Sue Malta’s Ph.D. research through the Swinburne University of Technology took her into the homes of 45 Australians aged 60 to 92 on an exploration of love and sex in later-life relationships. Most in her sample had been widowed or divorced; 32 had found each other online while 13 had found each other in face-to-face settings. The positive impact of online dating services like RSVP and eHarmony on older people’s love-life is a familiar story.
But what took Dr. Malta by surprise was that most of the couples preferred to live apart. They considered themselves to be in a committed, meaningful relationship; they might sleep together three or four nights a week. Indeed sex and intimacy were vital from the youngest to the oldest. But they maintained separate households for a few reasons. Like my relatives, they were keen to preserve their independence and autonomy. “They wanted to come and go as they pleased; they didn’t want to have to account for how they spent their money,” Dr. Malta told me. “One gentleman in his 70s said he kept a very untidy house and he didn’t want to change. A woman said, ‘What’s mine is mine and what’s his is his and neither of us will encroach.’”
It was also important to protect the primacy of their relationships with adult children as well as their children’s inheritance. Children could be welcoming of the parent’s new partner, or hostile. In one case the children damned the new woman as a gold digger and refused to meet her. But whatever the attitude, the parents felt they could better keep the children inside and avoid financial complications by maintaining their own place.
Another reason was the couples’ reluctance to do the day-to-day caring jobs for each other – changing her light bulbs, washing his smelly socks, doing her garden, making his dinner and his bed. And while the research didn’t push in this direction, I wonder whether they also wanted to avoid the responsibility of caring long-term – through sickness and dementia. Anyone who’s seen David Williamson’s classic play Travelling North will remember how the dashing silver-haired Frank evolved into a cranky, sick old man not so long after having swept Frances off her feet and away from Melbourne to live with him in the country. A cautionary tale, heeded by many women, it seems.
What’s made this “together but separate” arrangement possible is, I believe, a fascinating about-face in attitudes to sex. The pre-baby boomer generation once might have believed the only proper place for sex was in the marriage bed (well for ‘good’ women at least). Now they’ve absorbed the sexual mores of their children, and with time pressing, they’re grabbing the moment.

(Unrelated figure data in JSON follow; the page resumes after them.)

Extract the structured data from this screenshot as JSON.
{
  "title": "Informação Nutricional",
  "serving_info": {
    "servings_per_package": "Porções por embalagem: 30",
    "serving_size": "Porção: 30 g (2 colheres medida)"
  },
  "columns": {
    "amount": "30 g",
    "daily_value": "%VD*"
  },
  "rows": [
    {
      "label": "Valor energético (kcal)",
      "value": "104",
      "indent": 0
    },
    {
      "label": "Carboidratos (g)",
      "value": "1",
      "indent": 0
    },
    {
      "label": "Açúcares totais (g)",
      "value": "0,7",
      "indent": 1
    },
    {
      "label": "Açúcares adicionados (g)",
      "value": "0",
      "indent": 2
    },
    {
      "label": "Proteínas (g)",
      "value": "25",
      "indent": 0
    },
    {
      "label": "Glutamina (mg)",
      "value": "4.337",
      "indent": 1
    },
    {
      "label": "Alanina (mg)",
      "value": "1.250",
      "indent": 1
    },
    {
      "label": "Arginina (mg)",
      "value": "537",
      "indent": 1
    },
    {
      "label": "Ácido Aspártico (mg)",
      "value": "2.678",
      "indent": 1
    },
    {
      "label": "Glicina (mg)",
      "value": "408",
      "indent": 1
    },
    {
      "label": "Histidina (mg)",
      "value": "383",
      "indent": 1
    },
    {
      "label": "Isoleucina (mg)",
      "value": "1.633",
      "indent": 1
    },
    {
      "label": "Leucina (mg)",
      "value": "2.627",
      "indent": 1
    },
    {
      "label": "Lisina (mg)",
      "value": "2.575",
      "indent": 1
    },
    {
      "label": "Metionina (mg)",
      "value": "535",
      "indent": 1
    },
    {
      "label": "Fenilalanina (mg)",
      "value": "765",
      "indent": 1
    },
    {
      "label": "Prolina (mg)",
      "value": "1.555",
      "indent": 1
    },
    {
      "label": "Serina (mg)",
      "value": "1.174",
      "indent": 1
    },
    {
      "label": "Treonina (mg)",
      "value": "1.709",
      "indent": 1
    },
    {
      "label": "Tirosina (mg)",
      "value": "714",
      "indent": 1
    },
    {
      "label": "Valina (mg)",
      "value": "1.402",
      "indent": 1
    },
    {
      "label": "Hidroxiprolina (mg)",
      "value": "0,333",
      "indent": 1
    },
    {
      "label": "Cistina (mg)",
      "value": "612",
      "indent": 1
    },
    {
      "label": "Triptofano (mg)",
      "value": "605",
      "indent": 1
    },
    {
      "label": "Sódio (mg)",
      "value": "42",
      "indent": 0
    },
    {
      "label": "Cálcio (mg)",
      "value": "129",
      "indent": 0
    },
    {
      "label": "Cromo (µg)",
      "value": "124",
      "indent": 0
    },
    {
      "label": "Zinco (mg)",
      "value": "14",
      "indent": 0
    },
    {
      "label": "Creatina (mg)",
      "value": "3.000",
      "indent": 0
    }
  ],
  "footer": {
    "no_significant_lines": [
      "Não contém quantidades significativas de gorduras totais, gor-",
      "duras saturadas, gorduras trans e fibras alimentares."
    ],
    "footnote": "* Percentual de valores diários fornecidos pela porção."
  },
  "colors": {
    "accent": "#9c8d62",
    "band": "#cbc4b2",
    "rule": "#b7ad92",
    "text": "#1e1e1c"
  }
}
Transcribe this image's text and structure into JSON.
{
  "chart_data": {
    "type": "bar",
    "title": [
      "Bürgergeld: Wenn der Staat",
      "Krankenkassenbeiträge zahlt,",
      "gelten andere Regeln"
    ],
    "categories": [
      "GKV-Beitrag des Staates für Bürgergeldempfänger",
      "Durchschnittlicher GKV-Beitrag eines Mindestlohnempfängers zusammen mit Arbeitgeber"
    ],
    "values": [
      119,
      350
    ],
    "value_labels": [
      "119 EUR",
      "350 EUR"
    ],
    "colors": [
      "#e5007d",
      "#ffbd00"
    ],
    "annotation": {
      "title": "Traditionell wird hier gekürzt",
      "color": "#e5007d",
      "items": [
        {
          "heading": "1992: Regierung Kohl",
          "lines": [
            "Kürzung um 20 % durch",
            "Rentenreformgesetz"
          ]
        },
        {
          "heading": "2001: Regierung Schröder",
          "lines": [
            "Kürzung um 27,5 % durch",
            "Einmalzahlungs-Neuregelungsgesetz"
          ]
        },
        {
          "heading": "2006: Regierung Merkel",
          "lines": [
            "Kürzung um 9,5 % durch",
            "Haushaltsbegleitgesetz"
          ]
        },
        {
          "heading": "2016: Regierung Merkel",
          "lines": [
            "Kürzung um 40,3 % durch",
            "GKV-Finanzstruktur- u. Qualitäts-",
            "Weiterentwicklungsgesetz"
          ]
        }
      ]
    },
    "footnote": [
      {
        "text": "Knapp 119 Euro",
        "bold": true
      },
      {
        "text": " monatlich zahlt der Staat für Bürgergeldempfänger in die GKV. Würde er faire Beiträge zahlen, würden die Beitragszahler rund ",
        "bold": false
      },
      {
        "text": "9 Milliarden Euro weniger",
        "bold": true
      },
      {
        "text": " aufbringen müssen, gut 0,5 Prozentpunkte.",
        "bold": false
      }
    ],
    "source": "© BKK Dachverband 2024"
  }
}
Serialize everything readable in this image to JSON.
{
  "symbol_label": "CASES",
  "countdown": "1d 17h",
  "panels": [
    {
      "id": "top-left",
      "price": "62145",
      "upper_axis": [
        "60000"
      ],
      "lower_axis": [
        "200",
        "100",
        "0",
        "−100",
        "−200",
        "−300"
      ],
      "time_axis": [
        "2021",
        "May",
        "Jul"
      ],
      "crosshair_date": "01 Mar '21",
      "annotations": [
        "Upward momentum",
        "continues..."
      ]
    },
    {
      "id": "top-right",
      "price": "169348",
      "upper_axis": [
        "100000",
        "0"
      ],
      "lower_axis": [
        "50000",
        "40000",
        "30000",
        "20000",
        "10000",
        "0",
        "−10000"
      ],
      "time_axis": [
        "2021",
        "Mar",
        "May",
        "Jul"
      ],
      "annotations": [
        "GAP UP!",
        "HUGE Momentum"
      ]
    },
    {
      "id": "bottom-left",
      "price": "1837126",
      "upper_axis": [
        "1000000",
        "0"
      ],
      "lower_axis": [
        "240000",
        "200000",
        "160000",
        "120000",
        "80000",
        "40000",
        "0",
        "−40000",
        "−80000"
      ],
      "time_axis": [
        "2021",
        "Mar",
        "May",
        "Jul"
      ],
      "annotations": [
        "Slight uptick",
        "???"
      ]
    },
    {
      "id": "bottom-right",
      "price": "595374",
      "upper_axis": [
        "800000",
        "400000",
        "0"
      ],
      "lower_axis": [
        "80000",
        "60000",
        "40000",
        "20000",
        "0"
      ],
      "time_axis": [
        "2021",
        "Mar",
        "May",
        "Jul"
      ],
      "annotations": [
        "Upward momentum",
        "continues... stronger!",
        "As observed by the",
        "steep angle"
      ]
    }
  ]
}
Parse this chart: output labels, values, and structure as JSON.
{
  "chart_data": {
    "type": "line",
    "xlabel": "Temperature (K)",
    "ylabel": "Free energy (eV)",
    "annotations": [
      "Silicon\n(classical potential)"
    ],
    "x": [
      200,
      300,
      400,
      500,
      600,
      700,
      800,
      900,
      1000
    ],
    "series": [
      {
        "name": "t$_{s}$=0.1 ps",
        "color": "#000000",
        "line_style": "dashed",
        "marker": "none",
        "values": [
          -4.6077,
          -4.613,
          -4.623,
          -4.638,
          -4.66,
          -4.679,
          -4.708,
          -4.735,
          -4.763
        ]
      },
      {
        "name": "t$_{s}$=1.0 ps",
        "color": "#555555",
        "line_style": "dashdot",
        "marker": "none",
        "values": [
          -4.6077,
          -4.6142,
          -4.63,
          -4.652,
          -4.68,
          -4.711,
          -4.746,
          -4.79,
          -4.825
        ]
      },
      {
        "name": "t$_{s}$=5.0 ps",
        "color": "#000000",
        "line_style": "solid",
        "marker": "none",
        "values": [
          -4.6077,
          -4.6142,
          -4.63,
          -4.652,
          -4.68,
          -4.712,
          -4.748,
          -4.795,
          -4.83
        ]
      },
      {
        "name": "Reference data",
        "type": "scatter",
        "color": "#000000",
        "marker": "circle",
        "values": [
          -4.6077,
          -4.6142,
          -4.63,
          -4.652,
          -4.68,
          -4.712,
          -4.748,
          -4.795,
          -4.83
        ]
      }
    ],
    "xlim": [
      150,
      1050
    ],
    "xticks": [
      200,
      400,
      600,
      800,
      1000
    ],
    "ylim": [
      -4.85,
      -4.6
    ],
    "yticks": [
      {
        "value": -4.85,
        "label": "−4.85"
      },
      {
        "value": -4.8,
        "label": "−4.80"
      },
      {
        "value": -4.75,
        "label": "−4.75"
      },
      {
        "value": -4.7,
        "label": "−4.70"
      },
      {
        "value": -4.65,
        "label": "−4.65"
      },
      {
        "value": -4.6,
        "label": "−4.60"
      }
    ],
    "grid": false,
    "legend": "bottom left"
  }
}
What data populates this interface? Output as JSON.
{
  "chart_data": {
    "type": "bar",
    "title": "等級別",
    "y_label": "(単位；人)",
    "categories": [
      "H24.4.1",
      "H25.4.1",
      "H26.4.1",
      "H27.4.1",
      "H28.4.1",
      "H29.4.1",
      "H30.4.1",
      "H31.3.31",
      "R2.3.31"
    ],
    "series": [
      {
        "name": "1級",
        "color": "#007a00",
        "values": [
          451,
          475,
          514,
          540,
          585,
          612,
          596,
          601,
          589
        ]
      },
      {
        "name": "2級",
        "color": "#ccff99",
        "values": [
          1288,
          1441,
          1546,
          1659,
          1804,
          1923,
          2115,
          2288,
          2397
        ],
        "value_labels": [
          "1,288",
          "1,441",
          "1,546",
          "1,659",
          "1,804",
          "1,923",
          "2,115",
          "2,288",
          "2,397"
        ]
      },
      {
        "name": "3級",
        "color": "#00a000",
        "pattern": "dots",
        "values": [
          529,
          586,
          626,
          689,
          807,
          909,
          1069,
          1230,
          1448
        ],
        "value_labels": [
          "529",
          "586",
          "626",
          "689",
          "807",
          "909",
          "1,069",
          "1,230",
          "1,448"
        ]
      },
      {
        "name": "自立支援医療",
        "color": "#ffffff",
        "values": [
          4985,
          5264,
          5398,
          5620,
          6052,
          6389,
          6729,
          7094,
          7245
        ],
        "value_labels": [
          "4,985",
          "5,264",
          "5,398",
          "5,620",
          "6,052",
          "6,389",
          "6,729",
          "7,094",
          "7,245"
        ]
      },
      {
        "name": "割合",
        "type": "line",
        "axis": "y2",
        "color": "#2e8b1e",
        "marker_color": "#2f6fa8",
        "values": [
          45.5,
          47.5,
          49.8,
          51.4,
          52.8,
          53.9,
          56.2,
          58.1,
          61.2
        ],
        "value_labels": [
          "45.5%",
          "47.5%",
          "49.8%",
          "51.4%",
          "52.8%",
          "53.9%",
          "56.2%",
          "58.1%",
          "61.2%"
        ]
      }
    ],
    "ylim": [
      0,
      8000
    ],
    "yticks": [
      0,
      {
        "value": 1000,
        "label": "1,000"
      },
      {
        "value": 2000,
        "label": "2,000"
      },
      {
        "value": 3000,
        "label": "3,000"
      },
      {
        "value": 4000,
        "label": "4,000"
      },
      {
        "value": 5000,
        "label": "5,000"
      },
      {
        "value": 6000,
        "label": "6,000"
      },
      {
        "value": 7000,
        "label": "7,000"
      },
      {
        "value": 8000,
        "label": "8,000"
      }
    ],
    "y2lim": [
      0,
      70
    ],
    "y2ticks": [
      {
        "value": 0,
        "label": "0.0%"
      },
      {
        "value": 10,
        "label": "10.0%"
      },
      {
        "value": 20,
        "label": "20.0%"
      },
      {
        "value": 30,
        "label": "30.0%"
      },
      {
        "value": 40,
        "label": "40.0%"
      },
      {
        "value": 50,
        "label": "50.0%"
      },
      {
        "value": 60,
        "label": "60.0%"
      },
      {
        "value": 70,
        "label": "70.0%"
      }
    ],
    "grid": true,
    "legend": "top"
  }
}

Could this be the perfect arrangement? Certainly Dr. Malta, now a fellow with the National Ageing Research Institute, met many happy people. And they were keen to tell her sex didn’t stop at 70. “The sex in a long-term marriage was not as fulfilling or as intimate or as liberating as the sex they were having in older age,” she said. “Intercourse was no longer the gold standard; lying in bed naked, pleasuring each other was mentioned…” One 73-year-old woman said, “It’s so much more sexual when the penis doesn’t work the way it used to.”
If there’s a downside, it’s that family members may not take the “together but apart” relationship seriously. I know of a man in his late 80s who was persuaded by his children to sell up and move to the city where they lived, away from his partner of more than ten years. Were they worried his partner would not be committed to caring for him if he needed it? And were they right? Traditionally it’s been husbands and wives in 50 and 60-year marriages who’ve been each other’s mainstays in old age. Doubtless, there’ll be implications for the government as this new family form becomes more prevalent. But who can quibble with a set-up that brings love, intimacy, as well as autonomy and independence to people in later life?